I think one of the problems with newbie pumpkin cooks is that some recipes give long winded instructions about chopping up the meat after peeling and then boiling in an extra large pot of water - total waste of time! Take a hatchet, chop the sucker in half or whatever pieces will fit into your oven and roast them til they smell done or a knife cuts through them easily (it may take an hour or so). And don't forget to roast the seeds - yum yum yummy.

I finally have a yard big enough and sunny enough for the big vine crops. Now my only problem will be showing restraint and just plant a few of each.

John, you're right! Peeling, egads. I chop them in quarters and stick them in the oven on a cookie sheet. Works for all purposes.

The irony is that Libby's Pumpkin Pie in a can is not pumpkin at all, but rather a type of hubbard squash.

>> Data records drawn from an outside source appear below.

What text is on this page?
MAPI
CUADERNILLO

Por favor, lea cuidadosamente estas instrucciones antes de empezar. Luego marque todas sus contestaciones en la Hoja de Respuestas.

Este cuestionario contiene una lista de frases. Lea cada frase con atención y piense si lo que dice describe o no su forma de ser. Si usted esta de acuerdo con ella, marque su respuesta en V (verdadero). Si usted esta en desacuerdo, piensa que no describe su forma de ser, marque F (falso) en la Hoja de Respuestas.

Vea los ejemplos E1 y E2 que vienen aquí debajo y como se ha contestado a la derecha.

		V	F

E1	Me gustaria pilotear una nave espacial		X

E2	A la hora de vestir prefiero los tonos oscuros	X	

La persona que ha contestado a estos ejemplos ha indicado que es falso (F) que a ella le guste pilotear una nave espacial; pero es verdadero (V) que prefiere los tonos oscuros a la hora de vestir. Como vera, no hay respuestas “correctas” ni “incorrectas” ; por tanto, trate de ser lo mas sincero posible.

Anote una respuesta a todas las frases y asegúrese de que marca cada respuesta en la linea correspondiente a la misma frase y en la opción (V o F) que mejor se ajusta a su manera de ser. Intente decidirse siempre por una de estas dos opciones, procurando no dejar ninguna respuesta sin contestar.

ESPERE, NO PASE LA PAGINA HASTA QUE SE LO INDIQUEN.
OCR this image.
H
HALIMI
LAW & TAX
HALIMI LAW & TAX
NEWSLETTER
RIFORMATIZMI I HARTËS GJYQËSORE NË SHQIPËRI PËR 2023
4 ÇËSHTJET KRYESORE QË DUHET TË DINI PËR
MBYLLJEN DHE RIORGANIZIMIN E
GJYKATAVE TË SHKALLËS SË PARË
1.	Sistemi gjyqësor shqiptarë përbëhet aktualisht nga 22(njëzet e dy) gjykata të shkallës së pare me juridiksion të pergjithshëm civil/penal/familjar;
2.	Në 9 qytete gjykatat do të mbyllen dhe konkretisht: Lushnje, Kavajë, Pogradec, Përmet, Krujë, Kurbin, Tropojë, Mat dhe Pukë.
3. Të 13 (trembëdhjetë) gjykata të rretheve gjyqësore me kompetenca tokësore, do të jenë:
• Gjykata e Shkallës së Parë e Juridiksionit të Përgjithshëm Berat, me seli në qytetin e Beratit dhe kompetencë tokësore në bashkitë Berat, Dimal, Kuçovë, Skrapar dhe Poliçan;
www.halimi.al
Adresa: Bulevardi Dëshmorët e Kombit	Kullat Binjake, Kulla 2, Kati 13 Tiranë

My Jarrahdale didn't "make it" this year; one fruit started, then fell victim to critters; the plants were then apparently overwhelmed by conventional pumpkins :(

Wait 'til next year :)

Lucky you! - no squash vine borers? I have tried every organic method to kill them - with no success. Very frustrating.

I was so disappointed in the farm-bought pumpkin this year - it had no flavor - I decided to grow my own next year. Thanks for the ideas re varieties. And I too plan to grow them in the meadow. They can sprawl to their hearts content.

Pumpkins are really looking very sweet,i always love to try different variety Recipes with this...Simply Amazing!!! Ur idea is very usefull,Thanks For This suggestion ....Next Season i will be the first one to try this in my garden...

"Saved" dozens of pumpkins destined for the dumpster after serving their "decorating" function and placed in groups of three and six along the forest-edged meadows behind our condo. Hoping to feed squirrels, deer, and hope to see "surprise" pumpkins in the mesdows.

I'm rather partial to the Japanese version of pumpkin, Kabotcha squash. It makes a fantastic roasted squash soup and it's the one used for tempura in Japanese restaurants. It's also the only squash my husband like. It is a smooth texture and has a wonderful sweetness to it.

I may try a half-Kabotcha, half MdC. Though by the post above, Foy says they don't even use pumpkin in the canned pumpkin. I'll have to plant a few New England pies along with my Kabotcha and MdC and find a nice balance of flavor by mixing these three.

I roasted a whole Jarradale in the oven. After it was done, I peeled and seeded it. The seeds were warm and I wonder if that will kill the viability. Any ideas?
Could you post a good link of pie recipe?